So you’ve made the decision that building a remote team makes the most logistical, cultural, and financial sense for your business. As someone who has built remote teams from the ground up and transitioned legacy teams to become remote first, I can say you’re making a great decision. Now the planning begins.
Before you make any hires, you need to have an idea of how much your remote team will cost. Whether you run a startup or more established business, the factors that influence the cost of a remote team will vary from organization to organization.
Let’s start by examining how the reasons companies decide to build remote teams have shifted.
When businesses first started building remote teams in the ‘90s, the primary driver was to save money. Outsourcing IT and marketing to teams in India and other developing nations seemed like a way to considerably reduce costs. And it was: in fact, some business owners have reported saving as much as 90% thanks to outsourcing jobs overseas.
But as it turns out, if reducing costs is the only reason for building a remote team, the consequences can be severe. Innovation, retention, and company culture all take a hit with this “old school” approach.
The new school of thought for building remote teams, which I advocate for, is different. These days, the best reason to build a remote team is the access it gives you to an international pool of talent. It means exponentially more high-quality candidates than if you were to only hire in your local market. Plus, an international pool of talent also means you can hire faster, and because of the freedom that comes with remote work, you’re more likely to retain the people you bring on for much longer.
While many companies choose remote teams to access an international pool of talent, one of the main things to consider is your approach to paying talent. Currently, there are a few different approaches for how much to pay the remote talent you bring on.
The companies who understand that skimping on salaries can cause culture and innovation to suffer in the long-term, pay workers the same competitive rates, no matter where they are in the world. Remote software company Basecamp is one such example, with workers getting paid on the same scale regardless of where they are.
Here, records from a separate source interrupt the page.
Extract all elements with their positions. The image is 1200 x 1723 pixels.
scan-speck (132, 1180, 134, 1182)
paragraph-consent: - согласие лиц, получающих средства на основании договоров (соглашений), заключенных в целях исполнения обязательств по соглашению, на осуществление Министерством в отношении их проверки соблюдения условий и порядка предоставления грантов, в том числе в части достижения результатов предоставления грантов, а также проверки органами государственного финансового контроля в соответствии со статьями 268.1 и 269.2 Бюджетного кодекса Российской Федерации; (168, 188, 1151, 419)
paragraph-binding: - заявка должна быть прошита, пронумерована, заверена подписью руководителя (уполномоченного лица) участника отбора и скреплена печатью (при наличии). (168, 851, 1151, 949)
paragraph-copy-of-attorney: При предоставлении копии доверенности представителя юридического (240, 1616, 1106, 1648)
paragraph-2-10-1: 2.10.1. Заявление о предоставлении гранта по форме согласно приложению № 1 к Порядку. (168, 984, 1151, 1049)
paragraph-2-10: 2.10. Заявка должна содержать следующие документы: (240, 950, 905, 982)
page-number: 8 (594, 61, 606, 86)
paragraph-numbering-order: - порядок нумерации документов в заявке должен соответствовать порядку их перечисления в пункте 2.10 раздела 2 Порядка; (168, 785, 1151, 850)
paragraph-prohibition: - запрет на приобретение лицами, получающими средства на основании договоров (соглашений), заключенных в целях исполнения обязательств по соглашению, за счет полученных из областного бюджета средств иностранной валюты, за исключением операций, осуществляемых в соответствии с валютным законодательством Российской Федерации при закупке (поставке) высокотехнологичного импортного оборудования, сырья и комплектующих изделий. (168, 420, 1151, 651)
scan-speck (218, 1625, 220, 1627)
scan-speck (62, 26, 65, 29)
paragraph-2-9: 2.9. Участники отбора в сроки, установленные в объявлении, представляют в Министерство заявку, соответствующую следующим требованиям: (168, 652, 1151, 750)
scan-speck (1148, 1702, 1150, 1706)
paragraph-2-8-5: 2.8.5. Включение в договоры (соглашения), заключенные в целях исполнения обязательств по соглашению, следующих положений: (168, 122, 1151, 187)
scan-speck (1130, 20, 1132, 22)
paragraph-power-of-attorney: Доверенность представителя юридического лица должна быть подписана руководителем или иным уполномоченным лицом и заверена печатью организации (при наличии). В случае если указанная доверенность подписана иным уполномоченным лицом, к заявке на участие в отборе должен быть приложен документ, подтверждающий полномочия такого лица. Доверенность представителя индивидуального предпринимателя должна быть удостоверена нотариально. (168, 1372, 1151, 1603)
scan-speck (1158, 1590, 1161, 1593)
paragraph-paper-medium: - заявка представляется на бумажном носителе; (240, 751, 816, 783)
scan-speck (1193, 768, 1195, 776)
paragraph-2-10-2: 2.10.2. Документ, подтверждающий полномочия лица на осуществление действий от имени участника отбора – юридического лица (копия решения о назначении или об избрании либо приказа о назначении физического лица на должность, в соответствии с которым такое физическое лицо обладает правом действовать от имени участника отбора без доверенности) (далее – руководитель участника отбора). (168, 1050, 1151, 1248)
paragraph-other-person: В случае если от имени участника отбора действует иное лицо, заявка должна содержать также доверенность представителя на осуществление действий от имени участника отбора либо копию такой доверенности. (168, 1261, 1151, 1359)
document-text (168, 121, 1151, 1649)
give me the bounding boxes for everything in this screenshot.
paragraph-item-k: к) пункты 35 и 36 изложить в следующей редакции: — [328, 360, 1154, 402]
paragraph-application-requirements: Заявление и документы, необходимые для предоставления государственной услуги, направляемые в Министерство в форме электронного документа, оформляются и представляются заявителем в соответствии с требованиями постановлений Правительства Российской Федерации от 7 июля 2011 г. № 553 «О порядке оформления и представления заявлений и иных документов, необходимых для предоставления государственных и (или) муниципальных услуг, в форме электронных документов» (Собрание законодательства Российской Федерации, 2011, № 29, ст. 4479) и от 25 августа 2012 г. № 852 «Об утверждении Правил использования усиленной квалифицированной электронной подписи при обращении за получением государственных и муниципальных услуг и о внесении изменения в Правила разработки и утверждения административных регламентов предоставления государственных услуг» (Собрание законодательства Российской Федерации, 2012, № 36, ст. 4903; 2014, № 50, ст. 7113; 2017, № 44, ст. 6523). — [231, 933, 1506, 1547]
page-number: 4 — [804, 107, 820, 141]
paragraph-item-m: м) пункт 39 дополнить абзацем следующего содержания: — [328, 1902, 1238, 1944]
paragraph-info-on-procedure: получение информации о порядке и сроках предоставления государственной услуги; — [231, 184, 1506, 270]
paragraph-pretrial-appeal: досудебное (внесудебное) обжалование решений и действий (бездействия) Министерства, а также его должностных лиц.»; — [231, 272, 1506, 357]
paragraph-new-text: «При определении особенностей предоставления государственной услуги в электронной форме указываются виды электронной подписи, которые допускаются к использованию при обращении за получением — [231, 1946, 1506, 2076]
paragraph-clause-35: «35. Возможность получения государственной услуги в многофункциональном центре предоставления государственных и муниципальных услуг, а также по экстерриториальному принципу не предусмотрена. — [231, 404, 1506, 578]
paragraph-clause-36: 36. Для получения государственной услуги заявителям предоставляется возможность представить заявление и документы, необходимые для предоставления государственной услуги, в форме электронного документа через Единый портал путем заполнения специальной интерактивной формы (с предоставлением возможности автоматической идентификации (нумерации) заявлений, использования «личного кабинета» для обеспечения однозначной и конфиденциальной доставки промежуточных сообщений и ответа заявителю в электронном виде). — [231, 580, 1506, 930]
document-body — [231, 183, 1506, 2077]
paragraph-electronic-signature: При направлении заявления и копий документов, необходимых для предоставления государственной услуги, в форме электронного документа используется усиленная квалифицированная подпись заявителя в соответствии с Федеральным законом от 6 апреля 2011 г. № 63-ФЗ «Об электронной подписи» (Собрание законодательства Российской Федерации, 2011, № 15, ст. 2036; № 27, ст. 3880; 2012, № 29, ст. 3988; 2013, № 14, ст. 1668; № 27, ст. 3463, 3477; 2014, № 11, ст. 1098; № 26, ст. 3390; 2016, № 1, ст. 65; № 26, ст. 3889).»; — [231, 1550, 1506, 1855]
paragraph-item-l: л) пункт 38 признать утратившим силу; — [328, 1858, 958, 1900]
There is a downside, though- talented workers in more expensive markets are unlikely to take jobs making below-market wages, and depending which pay scale you follow, this might be the case. On the other hand, if you decide to base salaries on the world’s most expensive markets, the cost of building a remote team can quickly become exorbitant.
This is why companies like Buffer don’t pay workers around the world based on the same pay scale. However, the company takes measures to make sure the gaps in pay between workers across different regions are not excessive.
At Microverse, salaries are largely determined independent of where the employee is living, but a portion of salaries are still adjusted based on local costs of living. GitLab is another company that is known to follow this approach. You can read more about how the company does so here.
Companies with remote teams usually end up paying salaries that are neither strictly based on local markets nor aligned with the most expensive markets. Rather, they fall somewhere in between. This way, the company saves money, and the employee has access to a professional opportunity and compensation that wouldn't be available locally. This makes them much more likely to stay in the company in the long term.
The demand for software developers has never been higher. With companies competing for top talent more than ever before, prices are rising, making it impossible for many companies to hire developers locally. As a consequence, companies are forced to look for talent outside their local markets, which leads to more remote hires.
As the trend of building remote teams with international talent grows, the competitive advantage that comes with building remote teams will dissipate. The most talented workers will prefer to work in environments that give them more freedom, leaving companies that don’t have remote teams.
It can be difficult to transition a legacy organization to become remote-first, mostly because an established company culture is hard to upend. In this case, the best thing is to start by building an autonomous and fully-remote team. This is a better approach than adding a few remote team members to every team, where these team members might end up feeling detached from their colleagues. Likewise, there will be growing pains if you try to transition your entire workforce (assuming it’s more than a few dozen people) overnight.
Overall, it’s important to understand that you shouldn't go remote just because it's cheaper, but because it will open a huge talent pool for you. That will require a different way of hiring, compensating, motivating, and managing your team.
And once again, while it’s great to grow a business with cost-effective salaries, the true value of remote teams lies in the higher retention rates thanks to the cultural and lifestyle advantages, and a larger talent pool to choose from.